Bunker Trilogy: Macbeth
- Jaclyn Arndt
- 5 August 2013
This article is from 2013.
Challenging adaptation of The Scottish Play set in World War 1
That the set is the centerpiece of The Bunker Trilogy is far from hidden: it’s where the trio of plays gets its name. Rows of benches two deep line the walls, creating a miniscule in-the-round stage with audience and cast sheltered inside a recreation world war one bunker – timber walls, tin roof and dirt floors included. It’s from here – amid healthy and frequent doses of theatre smoke – that a twisted, 20th century Macbeth reenacts his bloody ploys for power in the guise of a British officer, surrounded by a cast of minions dressed up like S&M gimps in their black plastic gas masks.
In some sort of mustard gas-induced hallucinogenic trip, the oft-told story of Shakespeare’s doomed thane flits back and forward between scenes, while 20th century soldiers speak in 17th century iambs. By far the most experimental Bunker play, Jethro Compton company’s staging is definitely not for Macbeth newbies. More than one member of the audience sat slumped in chin-in-hands positions, perhaps expecting some live version of Baz Luhrmann’s Romeo + Juliet. That, it certainly is not, instead asking the audience to actively piece together key scenes amid loud bangs, flashing lights and aggressive actor-audience eye contact – an often arduous task.

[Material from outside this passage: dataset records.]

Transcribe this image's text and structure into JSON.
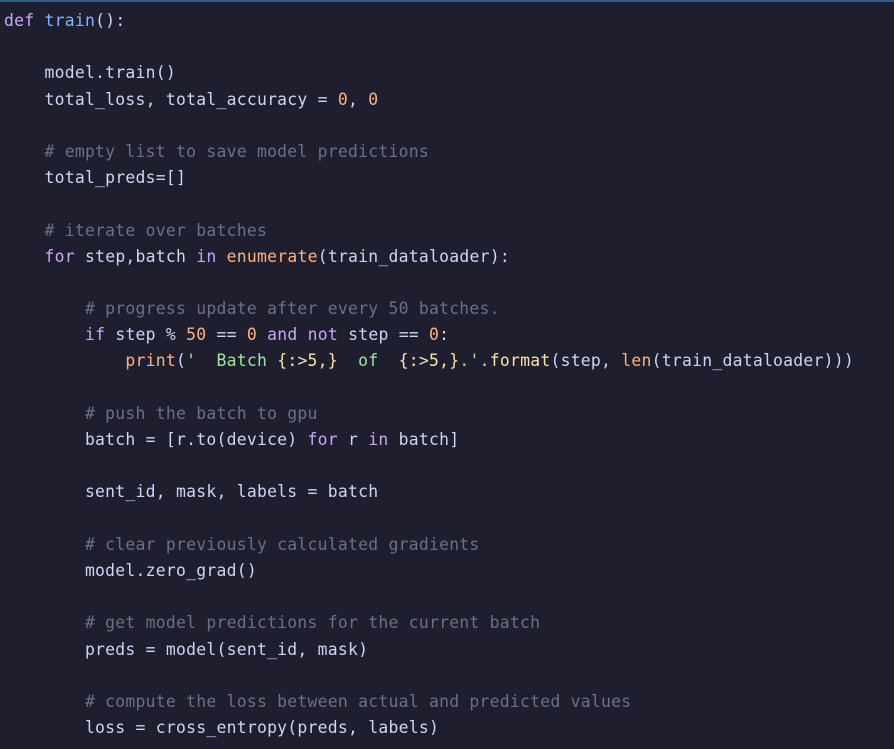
{
  "editor": {
    "language": "python",
    "theme_colors": {
      "background": "#1e1e2e",
      "keyword": "#cba6f7",
      "function": "#89b4fa",
      "number": "#fab387",
      "string": "#a6e3a1",
      "comment": "#6c7086",
      "text": "#cdd6f4"
    },
    "lines": [
      [
        {
          "t": "keyword",
          "v": "def"
        },
        {
          "t": "plain",
          "v": " "
        },
        {
          "t": "func",
          "v": "train"
        },
        {
          "t": "plain",
          "v": "():"
        }
      ],
      [],
      [
        {
          "t": "plain",
          "v": "    model.train()"
        }
      ],
      [
        {
          "t": "plain",
          "v": "    total_loss, total_accuracy = "
        },
        {
          "t": "number",
          "v": "0"
        },
        {
          "t": "plain",
          "v": ", "
        },
        {
          "t": "number",
          "v": "0"
        }
      ],
      [],
      [
        {
          "t": "comment",
          "v": "    # empty list to save model predictions"
        }
      ],
      [
        {
          "t": "plain",
          "v": "    total_preds=[]"
        }
      ],
      [],
      [
        {
          "t": "comment",
          "v": "    # iterate over batches"
        }
      ],
      [
        {
          "t": "plain",
          "v": "    "
        },
        {
          "t": "keyword",
          "v": "for"
        },
        {
          "t": "plain",
          "v": " step,batch "
        },
        {
          "t": "keyword",
          "v": "in"
        },
        {
          "t": "plain",
          "v": " "
        },
        {
          "t": "builtin",
          "v": "enumerate"
        },
        {
          "t": "plain",
          "v": "(train_dataloader):"
        }
      ],
      [],
      [
        {
          "t": "comment",
          "v": "        # progress update after every 50 batches."
        }
      ],
      [
        {
          "t": "plain",
          "v": "        "
        },
        {
          "t": "keyword",
          "v": "if"
        },
        {
          "t": "plain",
          "v": " step % "
        },
        {
          "t": "number",
          "v": "50"
        },
        {
          "t": "plain",
          "v": " == "
        },
        {
          "t": "number",
          "v": "0"
        },
        {
          "t": "plain",
          "v": " "
        },
        {
          "t": "keyword",
          "v": "and"
        },
        {
          "t": "plain",
          "v": " "
        },
        {
          "t": "keyword",
          "v": "not"
        },
        {
          "t": "plain",
          "v": " step == "
        },
        {
          "t": "number",
          "v": "0"
        },
        {
          "t": "plain",
          "v": ":"
        }
      ],
      [
        {
          "t": "plain",
          "v": "            "
        },
        {
          "t": "builtin",
          "v": "print"
        },
        {
          "t": "plain",
          "v": "("
        },
        {
          "t": "string",
          "v": "'  Batch "
        },
        {
          "t": "brace",
          "v": "{:>5,}"
        },
        {
          "t": "string",
          "v": "  of  "
        },
        {
          "t": "brace",
          "v": "{:>5,}"
        },
        {
          "t": "string",
          "v": ".'"
        },
        {
          "t": "plain",
          "v": "."
        },
        {
          "t": "brace",
          "v": "format"
        },
        {
          "t": "plain",
          "v": "(step, "
        },
        {
          "t": "builtin",
          "v": "len"
        },
        {
          "t": "plain",
          "v": "(train_dataloader)))"
        }
      ],
      [],
      [
        {
          "t": "comment",
          "v": "        # push the batch to gpu"
        }
      ],
      [
        {
          "t": "plain",
          "v": "        batch = [r.to(device) "
        },
        {
          "t": "keyword",
          "v": "for"
        },
        {
          "t": "plain",
          "v": " r "
        },
        {
          "t": "keyword",
          "v": "in"
        },
        {
          "t": "plain",
          "v": " batch]"
        }
      ],
      [],
      [
        {
          "t": "plain",
          "v": "        sent_id, mask, labels = batch"
        }
      ],
      [],
      [
        {
          "t": "comment",
          "v": "        # clear previously calculated gradients"
        }
      ],
      [
        {
          "t": "plain",
          "v": "        model.zero_grad()"
        }
      ],
      [],
      [
        {
          "t": "comment",
          "v": "        # get model predictions for the current batch"
        }
      ],
      [
        {
          "t": "plain",
          "v": "        preds = model(sent_id, mask)"
        }
      ],
      [],
      [
        {
          "t": "comment",
          "v": "        # compute the loss between actual and predicted values"
        }
      ],
      [
        {
          "t": "plain",
          "v": "        loss = cross_entropy(preds, labels)"
        }
      ]
    ]
  }
}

Just four players make up the cast (who appear in all three parts of the trilogy), with the drama zeroed in on Macbeth and his Lady’s evil machinations and the resulting damage it does to their psyches – which the audience finds itself directly immersed in. It’s like watching a power-crazed Hitler pace out his final hours in his bunker as he realises the jig is up (wrong war, granted, but then it’s not Elizabethan Scotland either, is it?). Let yourself melt into the madness and it works fine; resist and you might find yourself asleep in the dirt.
C Nova, 0845 260 1234, until 26 Aug, 10pm, £11.50–£13.50 (£7.50–£11.50).